Five extremes every parent should avoid

leavingonajetplane
Nathaniel and I just minutes before boarding a ship bound for Cebu.

When I started writing this article, I have in mind about the issues every parent has to deal with on a daily basis raising a child and that there is no method that will guarantee you will be the best parent. Some parents resort to extremism, in their desperate attempt to only make the best for their child, without themselves knowing it.

It has only been just a little over three years ago when I first became a father to a son, but all I know as what the experience has taught me about parenthood as something you will have to patiently deal with, sacrifice a lot, and grow up for. As a parent, you have to make sure you don’t fall in the category to any of these five extremes:

PARENTS WHO ARE PERMISSIVE

When a parent starts bending to the wishes of his or her child and the child shows he or she is in control of everything, then discipline becomes a major issue to deal with for that matter. Here, the child behaves the way he likes and never learning to control his own behavior. This state of a parent’s losing control to his or her child’s behavior, in the long run, will leave him or her feeling embarrassed.

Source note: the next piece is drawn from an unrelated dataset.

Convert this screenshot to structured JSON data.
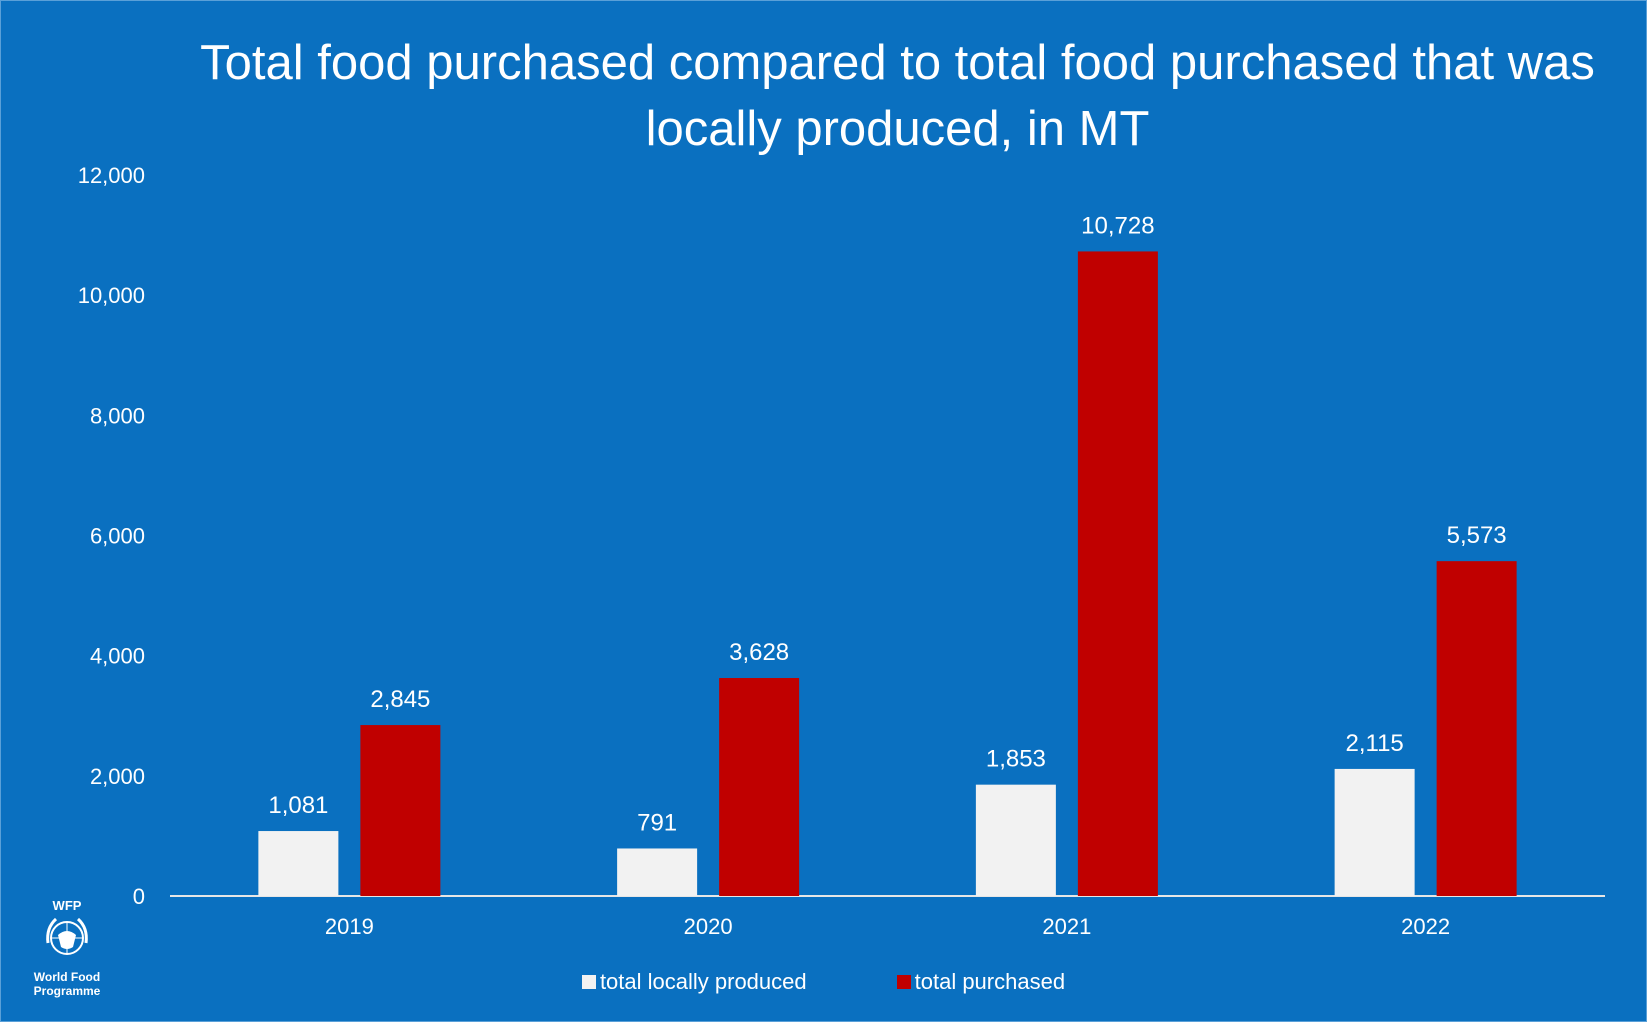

I sometimes fall in this category. But I’m working towards making it right for me and my three-year-old son. Nathaniel has, sometimes, caused my nerves to fray. And there are times when I have chosen to stay at home rather than hassle him in public.

What I have learned from this experience, though, was that it is wrong to assume that you are helping your child by letting him do as he pleases. It is a parent’s duty to possess the strength of character for the moral decisions that should be made on a daily basis. I was happy to see the changes and improvement in Nathaniel’s behavior after working out on it.

THE AUTHORITATIVE ONES

This is where most parents fail to see about the role of parenthood: to assume that it is their duty to exercise full control, dictate, and command their children. The parents who fall under this category are imposing strict rules to totally dominate their children. But applying too much pressure on your child will have negative implications, too.

Studies have shown that children under authoritarian rule of parents found it difficult to learn to make decisions on their own. It was also found out that severe discipline among children will result to their being disobedient, quarrelsome, rebellious, troublemakers at school, and nervous and quick-tempered.

PARENTS WHO ARE POSSESSIVE

When you, as a parent, failed to allow your kids to take reasonable risks or to do the things by themselves, then you’re depriving your children their rights to natural way of growing up and development. Parents who fall under this category, more often than not, think that they’re doing such things out of their love and concern for their children. They failed to recognize the fact that by doing the things to keep their children as close to them as possible, they’re making them totally dependent on them in the process as well.

One of the parents’ obligations is to train their children to face life strongly and courageously. Possessiveness could be a sign of weakness, and it often springs from fear of rejection. A possessive parent may feel unreasonably guilty for the rejection he or she feels towards his or her child.

PARENTS WHO ARE INDIFFERENT

The opposite of love isn’t hate but indifference. Indifferent parents just don’t care everything for and about their children. But it involves, for the most part, total neglect of a child, cruelty and abandonment.

Children need emotional satisfaction, aside from the nourishment they’re going to receive from foods, to survive. When children suffer emotional starvation, they will die a slow death which is just as dangerous and effective as when they’re suffering from physical starvation.

PARENTS WHO ARE OPPOSITE EXTREMES

Parents who fall under this category differ in their approach, methods, temperament, styles, and response in disciplining their children. However, these differences could be easily dealt with by simply working together as a team. It is advisable not to allow your children seeing both of you disagreeing over how they should be handled.

And when it comes to raising children or to discipline them, it must be done or executed in the atmosphere of love. But even with love and punishment, balance is necessary. I hope this article on the five extremes every parent should avoid was able to help in anyway.